In the world of the Aztecs, the pochteca occupied a revered status. The pochteca was a trader who traveled throughout the Mesoamerica empire and beyond, exchanging goods.
The trader was valued not only for the goods that he brought back but the knowledge about other people and their customs that the pochteca shared with his people.
Tito Carrillo is a modern-day pochteca.
In his travels to Mexico, to the small indigenous villages in Sonora, Chihuahua and other states, Carrillo returned with artistic works. But of most value are the friendships that he made with artists, dancers and people who accepted Carrillo was one of them.
And for more than 30 years, Carrillo introduced people from the Mayo, Yaqui and Tarahumara communities to his hometown of Tucson. From the state of Chihuahua, which borders Texas, Carrillo brought pottery from Mata Ortiz. From deep in Sonora, Carrillo brought Mayo arts and crafts, and from the land of the Yaqui, along the Yaqui River between Guaymas and Ciudad Obregón, he helped reunite Pascola dancers with their cousins in Tucson’s Yoeme communities in Old and New Pascua, Barrio Libre in South Tucson and Marana.
“They saw that my heart was with them,” Carrillo said.
Carrillo, who in October turned 79, is in ailing health but his spirit remains strong. On Christmas Eve morning, I visited him, his wife, Elma, and his son, Pablo, at Carrillo’s south-side home near West Ajo Way and Interstate 19.
It was in the early 1980s that Carrillo began to travel to Mexico. The history and culture had interested him for many years before he commenced his journeys. He had grown up in Tucson in an extended Mexican-American family, but his indigenous spirit pulled him to explore outside his world in his blue van, affectionately called Tortuga.
As a result of this travels, Carrillo and his wife, and later with their son, began selling indigenous art in Tucson and started a touring business, taking visitors to Mata Ortiz. As the popularity of Mata Ortiz grew, Carrillo took the pottery to the East Coast and New England.
It was not a one-way relationship that Carrillo had with the people in the Mexican villages. He brought clothes and toys for the children. He helped in ways that he could.
His son, a special-education teacher in a Tohono O’odham village south of Sells, said he describes his father’s commitment to others through the words of labor leader César Chávez.

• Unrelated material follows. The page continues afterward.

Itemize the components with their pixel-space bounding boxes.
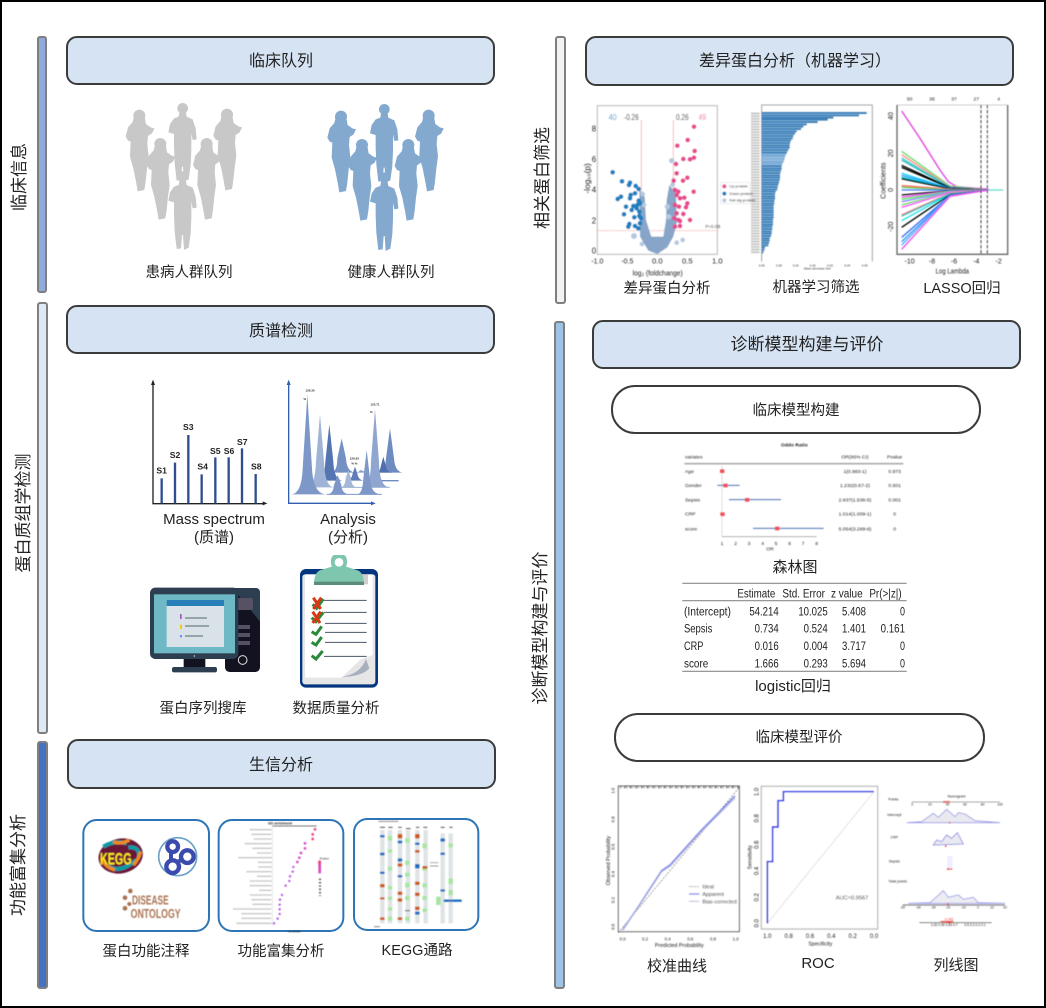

“It is my true belief that only by giving do we truly receive,” said Pablo.
Even before Carrillo began his cultural excursions to Mexican indigenous communities, he was deeply involved with the Yaqui community in South Tucson.

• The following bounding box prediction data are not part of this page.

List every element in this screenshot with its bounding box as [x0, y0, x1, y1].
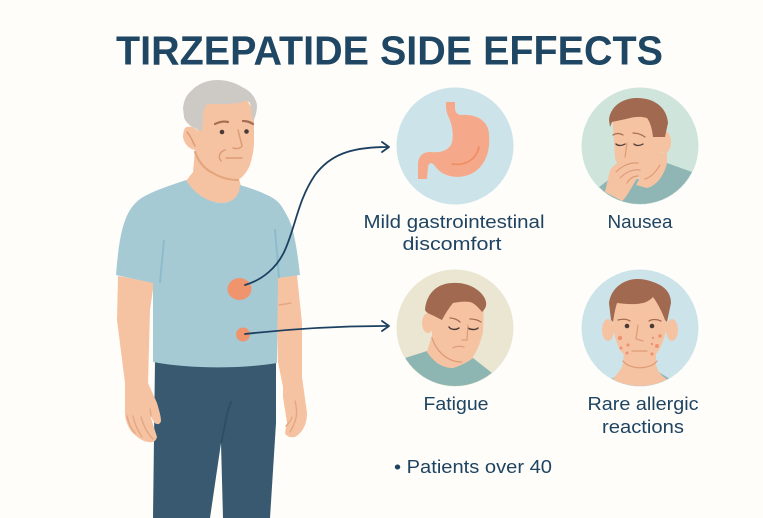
panel: gastrointestinal discomfort	[364, 88, 544, 254]
panel: rare allergic reactions	[582, 270, 698, 437]
note: patients over 40: • Patients over 40	[394, 457, 552, 477]
figure: older man	[116, 80, 307, 518]
marker: abdomen	[228, 278, 252, 300]
left arm	[117, 276, 161, 442]
hair	[183, 80, 257, 132]
label line 2: discomfort	[402, 233, 502, 254]
title: TIRZEPATIDE SIDE EFFECTS	[116, 28, 663, 74]
icon: nauseous man	[599, 98, 692, 204]
label line 2: reactions	[602, 416, 684, 437]
icon: man with rash	[602, 279, 678, 395]
pants crease	[221, 401, 232, 443]
icon: stomach	[418, 102, 489, 179]
chin shadow	[195, 152, 238, 180]
shirt fold lines	[160, 229, 279, 283]
eyes	[220, 130, 224, 134]
marker: lower abdomen	[236, 328, 250, 342]
eyebrows	[215, 121, 253, 124]
icon: tired man	[405, 283, 492, 395]
label: Fatigue	[424, 393, 488, 414]
arrow: abdomen to stomach	[245, 142, 389, 285]
icon circle	[396, 88, 514, 204]
right arm	[276, 275, 307, 437]
nose and mouth	[187, 130, 242, 161]
icon circle	[396, 270, 514, 386]
label: Mild gastrointestinal	[364, 211, 544, 232]
label: Rare allergic	[588, 393, 698, 414]
panel: nausea	[582, 88, 700, 232]
stomach fold	[452, 147, 479, 164]
pants	[153, 360, 276, 518]
face	[195, 100, 254, 180]
shirt	[116, 180, 300, 367]
neck	[186, 150, 241, 203]
label: Nausea	[608, 211, 673, 232]
panel: fatigue	[396, 270, 514, 414]
arrow: lower abdomen to fatigue	[245, 321, 389, 334]
icon circle	[582, 88, 698, 204]
icon circle	[582, 270, 698, 386]
ear	[183, 127, 197, 150]
head	[183, 80, 257, 180]
hand and arm detail lines	[127, 303, 297, 439]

In the ’70s, Carrillo worked with the Safford Area Council, as part of the Model Cities program, an anti-poverty effort left over from the ’60s. The council’s purpose was to represent and assist low-income families in South Tucson and neighboring Tucson barrios.
But Yaqui families living in the council’s area were ignored, Carrillo said. He worked to change that by organizing Yaqui families and getting them a seat at the table.
About the same time, he helped the Yaqui community maintain its small chapel on West 39th Street beneath the interchange of Interstates 10 and 19. Back taxes were owed on La Capilla de San Martin de Porres, an important place for Barrio Libre’s Yaqui community, where the sacred Lenten ceremonies were held.
Carrillo’s organizing days also involved working with Project PEPP, a rural advocacy program in Tucson, in support of the United Farm Workers Union.
His work in Tucson’s barrios was made easier because Carrillo practically knew everyone. He grew up on South Convent Avenue, just south of Cushing Street. In his younger days he worked for his father, Emilio Carrillo, owner of Cactus Cleaners. Tito drove the laundry truck, picking up and delivering clothes to customers in and outside the barrios.
His grandfather, Tito Flores, was also well known in the old downtown barrio. Flores owned a pharmacy, Farmacia Flores on South Meyer, in the old barrio which was torn down because of urban renewal in the late 1960s.
Carrillo’s travels have been curtailed but he remains involved in local groups that promote Tucson’s heritage and culture. He continues to extend his helping hand where he can. He remains a pochteca at heart.
“I am a citizen of the world,” Carrillo said.